A Roma le famiglie degli ostaggi israeliani rapiti da Hamas

ROMA (ITALPRESS) – Portare a casa tutti gli ostaggi, vivi e morti. È quello che continuano a chiedere i familiari dei rapiti da Hamas il 7 ottobre. Sono ancora 59 gli ostaggi israeliani nelle mani di Hamas, e una delegazione di familiari ha raccontato le loro storie nel corso di un incontro organizzato dall’Unione delle Comunità Ebraiche Italiane (Ucei).

“Idan era andato ad una festa di pace e amore, come mio figlio c’erano anche tutti gli altri giovani che erano andati a ballare a quella festa”: sono le parole di Eli Shtivi, padre di Idan.

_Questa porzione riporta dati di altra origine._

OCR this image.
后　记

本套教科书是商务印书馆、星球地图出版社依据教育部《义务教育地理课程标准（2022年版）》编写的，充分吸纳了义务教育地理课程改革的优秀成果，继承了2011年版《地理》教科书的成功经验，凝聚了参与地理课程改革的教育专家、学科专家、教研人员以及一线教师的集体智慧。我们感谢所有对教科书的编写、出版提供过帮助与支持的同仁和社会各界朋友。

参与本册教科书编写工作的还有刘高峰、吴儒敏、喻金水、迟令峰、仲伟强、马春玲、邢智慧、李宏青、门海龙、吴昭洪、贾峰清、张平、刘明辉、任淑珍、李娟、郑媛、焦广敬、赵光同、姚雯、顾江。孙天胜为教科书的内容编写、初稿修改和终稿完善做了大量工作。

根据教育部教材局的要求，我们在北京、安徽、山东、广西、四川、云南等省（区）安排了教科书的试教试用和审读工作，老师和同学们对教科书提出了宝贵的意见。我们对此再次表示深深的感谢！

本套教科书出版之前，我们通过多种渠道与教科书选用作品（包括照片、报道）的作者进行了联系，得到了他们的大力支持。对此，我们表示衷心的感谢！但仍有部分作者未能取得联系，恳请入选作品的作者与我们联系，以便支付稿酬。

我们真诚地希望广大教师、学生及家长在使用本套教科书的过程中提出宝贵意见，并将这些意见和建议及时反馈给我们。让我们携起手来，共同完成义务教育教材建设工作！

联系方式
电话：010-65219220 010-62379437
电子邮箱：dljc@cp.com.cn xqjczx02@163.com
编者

“Durante la festa sono arrivati i terroristi di Hamas, i mostri, li hanno rapiti, torturati, ed è quello che stanno facendo da un anno e mezzo. Il mio obiettivo è quello di urlare al mondo ‘Basta Hamas'”, ha aggiunto.

Abbiamo un dovere morale: “riportare tutti a casa”, è il messaggio che lancia la delegazione delle famiglie degli ostaggi e dei rappresentanti della comunità ebraica. “Non è la prima volta che abbiamo i familiari degli ostaggi e delle vittime del 7 ottobre”, ha detto l’assessore alla comunicazione dell’Ucei, David Jona Falco, “ma se fosse possibile stabilire una graduatoria del dolore oggi la situazione è più tragica, le notizie giunte hanno dato per deceduti gli ostaggi. Vogliamo far conoscere quanto accaduto il 7 ottobre, avvertiamo che la società occidentale, e i media, non sempre colgono con completezza ed equilibrio la dinamica in Medio Oriente”.

Ben Levinson è il fratello di Shai, rapito nell’area di confine con la Striscia di Gaza, dal carro armato in cui stava combattendo: “un ragazzo di 19 anni, 19 anni che rimarranno per sempre, il 7 ottobre è andato a lottare. Mio fratello non è più in vita, il suo cadavere è ancora dentro Gaza, il significato del suo nome, in ebraico, vuol dire ‘regalo’, per me è stato veramente un regalo“. Per la comunità ebraica la questione dei rapiti è una questione umanitaria.

“Nessuno di loro ha fatto del male a nessuno, non si tratta di una battaglia personale ma di una battaglia di tutti noi”, dice Salem Alatrash, fratello di Muhammad, sottolineando che “non vogliamo avere questa guerra, non vogliamo più questa guerra, questo è terrorismo e non Islam”.